Infinitely Losing My Edge
Yeah, I'm losing my edge.
I'm losing my edge.
The kids are coming up from behind.
I'm losing my edge.
I'm losing my edge to the kids from Gabon and from Columbus.
But I was there.
I was there in 1983.
I was there at the first Lewis show in Vancouver.
I'm losing my edge.
I'm losing my edge to the kids whose footsteps I hear when they get on the decks.
I'm losing my edge to the internet seekers who can tell me every member of every good group from 1961 to 1978.
I'm losing my edge.
To all the kids in Bremen and Salvador.
I'm losing my edge to the art-school Bremen kids in little jackets and borrowed nostalgia for the unremembered nineties.
I'm losing my edge.
I'm losing my edge.
I can hear the footsteps every night on the decks.
But I was there.
I was there in 1965 at the first Beefheart practice in a loft in Lancaster.
I was working on the synthesizer sounds with much patience.
I was there when Robert Palmer started up his first band.
I told him, "Don't do it that way. You'll never make a dime."
I was there.
I was the first guy playing Michelle Simonal to the crunk kids.
I played it at Trash.
Everybody thought I was crazy.
We all know.
I was there.
I was there.
I've never been wrong.
But I'm losing my edge to better-looking people with better ideas and more talent.
And they're actually really, really nice.
I'm losing my edge.
I heard you have a compilation of every good song ever done by anybody.
Every great song by the Human League. All the underground hits.
All the Bar-Kays tracks. I heard you have a vinyl of every A Certain Ratio record on German import.
I heard that you have a white label of every seminal jazz hit - 1985, '86, '87.
I heard that you have a CD compilation of every good '60s cut and another box set from the '90s.
I hear you're buying a snare and a rhodes and are throwing your macbook out the window because you want to make something real.

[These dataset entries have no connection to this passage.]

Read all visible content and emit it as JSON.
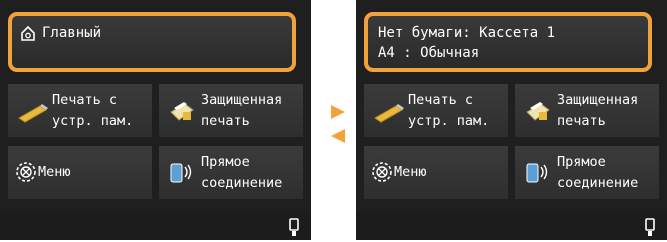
{
  "left_screen": {
    "home_label": "Главный",
    "tiles": {
      "print_from_memory": [
        "Печать с",
        "устр. пам."
      ],
      "secure_print": [
        "Защищенная",
        "печать"
      ],
      "menu": "Меню",
      "direct_connection": [
        "Прямое",
        "соединение"
      ]
    }
  },
  "right_screen": {
    "status_line1": "Нет бумаги: Кассета 1",
    "status_line2": "A4 : Обычная",
    "tiles": {
      "print_from_memory": [
        "Печать с",
        "устр. пам."
      ],
      "secure_print": [
        "Защищенная",
        "печать"
      ],
      "menu": "Меню",
      "direct_connection": [
        "Прямое",
        "соединение"
      ]
    }
  },
  "colors": {
    "accent_orange": "#f2a23a",
    "screen_bg": "#1f1f1f",
    "tile_bg": "#343434"
  },
  "icons": [
    "home-icon",
    "usb-stick-icon",
    "secure-print-icon",
    "menu-gear-icon",
    "direct-connection-icon",
    "usb-port-icon",
    "arrow-right-icon",
    "arrow-left-icon"
  ]
}
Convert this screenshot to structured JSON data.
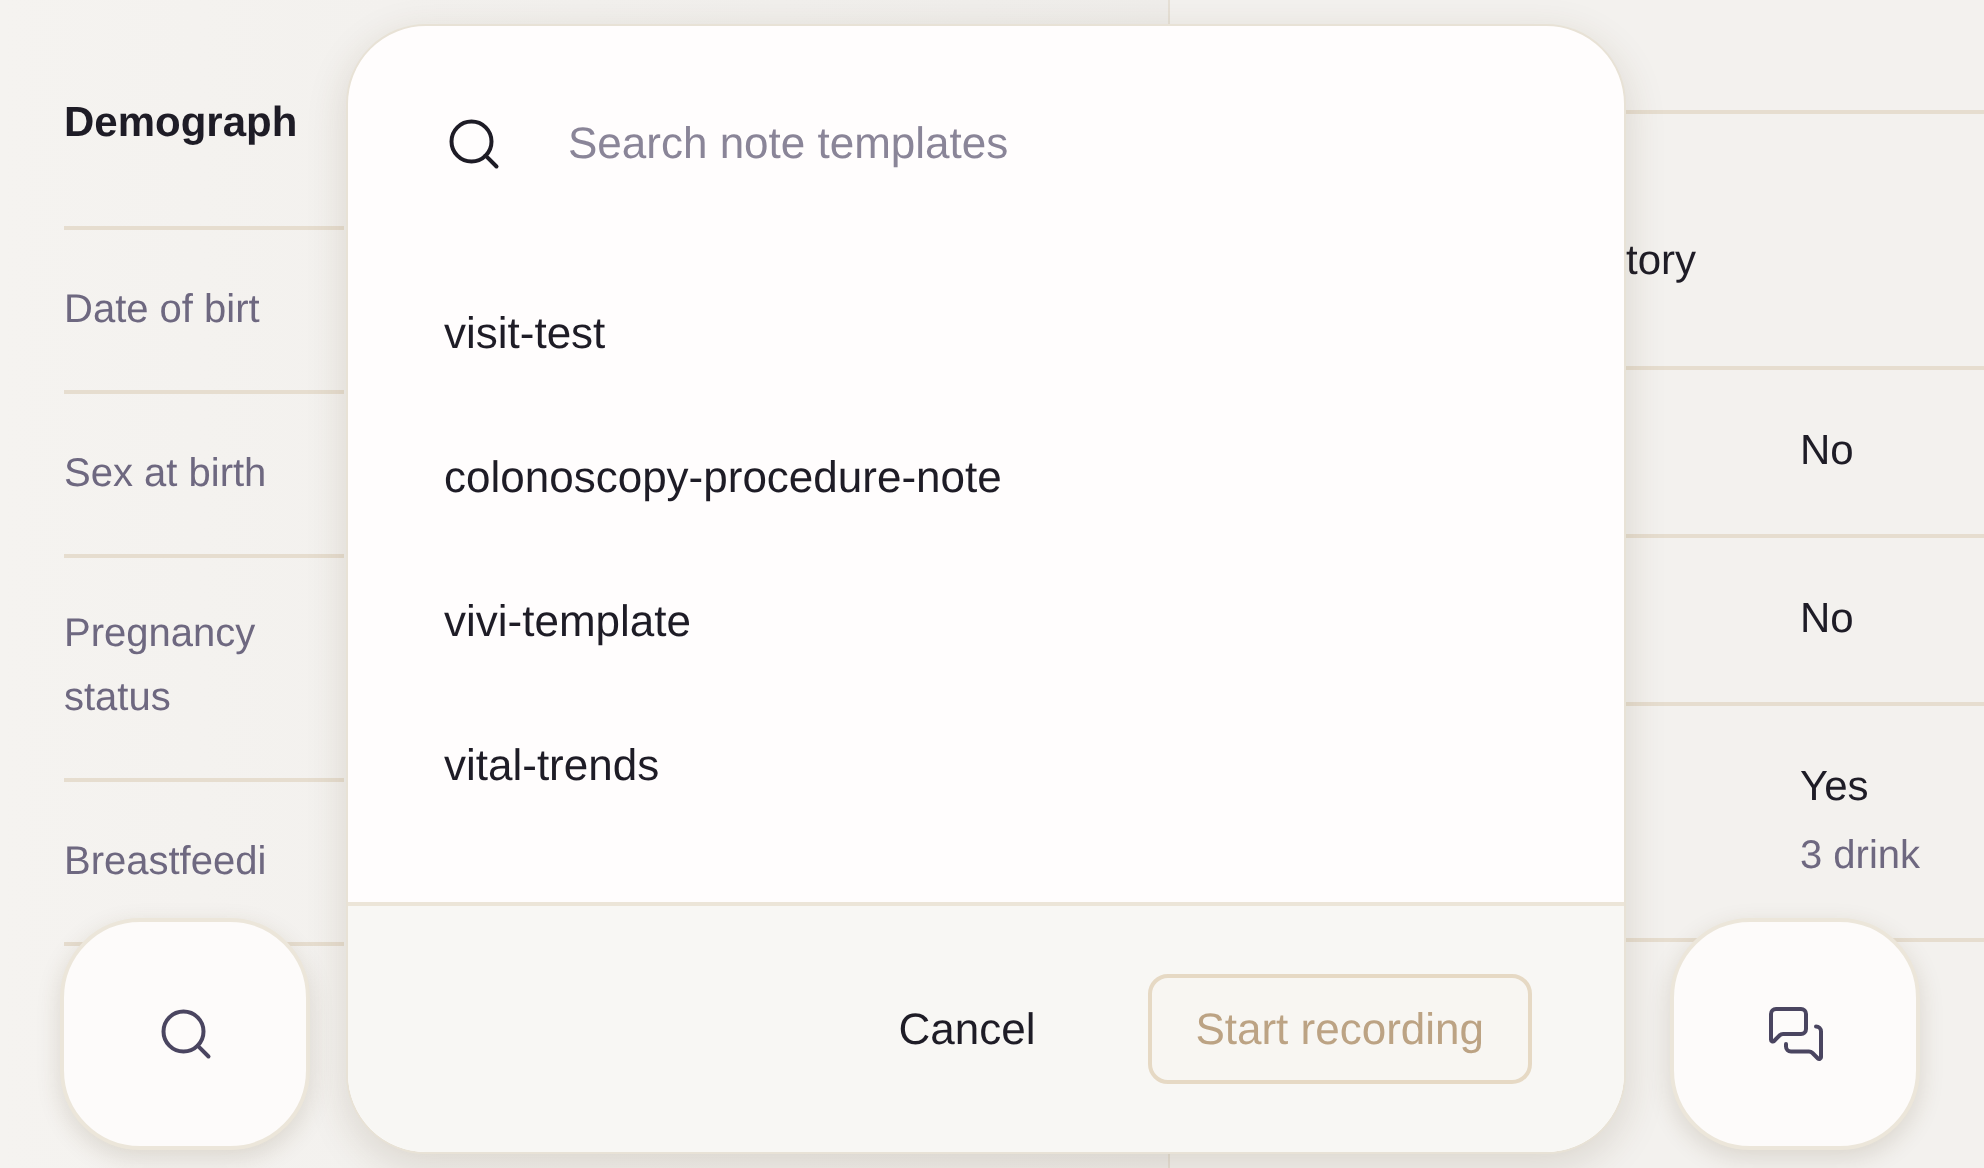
{
  "background": {
    "left_section": {
      "title": "Demograph",
      "rows": [
        {
          "label": "Date of birt"
        },
        {
          "label": "Sex at birth"
        },
        {
          "label": "Pregnancy status"
        },
        {
          "label": "Breastfeedi"
        }
      ]
    },
    "right_section": {
      "title": "tory",
      "rows": [
        {
          "value": "No"
        },
        {
          "value": "No"
        },
        {
          "value": "Yes",
          "detail": "3 drink"
        }
      ]
    }
  },
  "dialog": {
    "search": {
      "placeholder": "Search note templates"
    },
    "templates": [
      "visit-test",
      "colonoscopy-procedure-note",
      "vivi-template",
      "vital-trends"
    ],
    "cancel": "Cancel",
    "start": {
      "label": "Start recording",
      "disabled": true
    }
  }
}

You want to make a Fluxion record.
I hear that you and your band have sold your marimba and bought a rhodes.
I hear that you and your band have sold your rhodes and bought a marimba.
I hear everybody that you know is more relevant than everybody that I know.
But have you seen my records?
The Sisters of Mercy,
Bang on a Can All-Stars,
Pylon,
Scrapy,
Jesper Dahlbäck,
Leonard Cohen,
Pole,
Urselle,
Robert Wyatt,
the Association,
The Slits,
Peter and Kerry,
Outsiders,
Sun City Girls,
Röyhkä ja Rättö ja Lehtisalo,
Trumans Water,
Dennis Brown,
Q65,
The Selecter,
The Fortunes,
Black Bananas,
Terry Callier,
Flash Fearless,
Be Bop Deluxe,
John Holt,
Colin Newman,
Kings Of Tomorrow,
Yellowson,
Con Funk Shun,
Suburban Knight,
Godley & Creme,
Shuggie Otis,
Howard Jones,
Eric Dolphy,
James Chance & The Contortions,
Blancmange,
Groovy Waters,
Bang On A Can,
The Residents,
The Music Machine,
Idris Muhammad,
Kerri Chandler,
Richard Hell and the Voidoids,
Sugar Minott,
Can,
Darondo,
Jacob Miller,
Vainqueur,
Schoolly D,
Sister Nancy,
Big Daddy Kane,
Black Moon,
The J.B.'s,
Ralphi Rosario,
The Misunderstood,
Black Sheep,
This Heat,
X-101,
Banda Bassotti,
Barrington Levy,
Procol Harum,
Lizzy Mercier Descloux,
Magma,
Unrelated Segments, Unrelated Segments, Unrelated Segments, Unrelated Segments.
You don't know what you really want.
You don't know what you really want.
You don't know what you really want.
You don't know what you really want.
You don't know what you really want.
You don't know what you really want.
You don't know what you really want.
You don't know what you really want.
You don't know what you really want.
You don't know what you really want.
You don't know what you really want.
You don't know what you really want.
You don't know what you really want.
You don't know what you really want.
You don't know what you really want.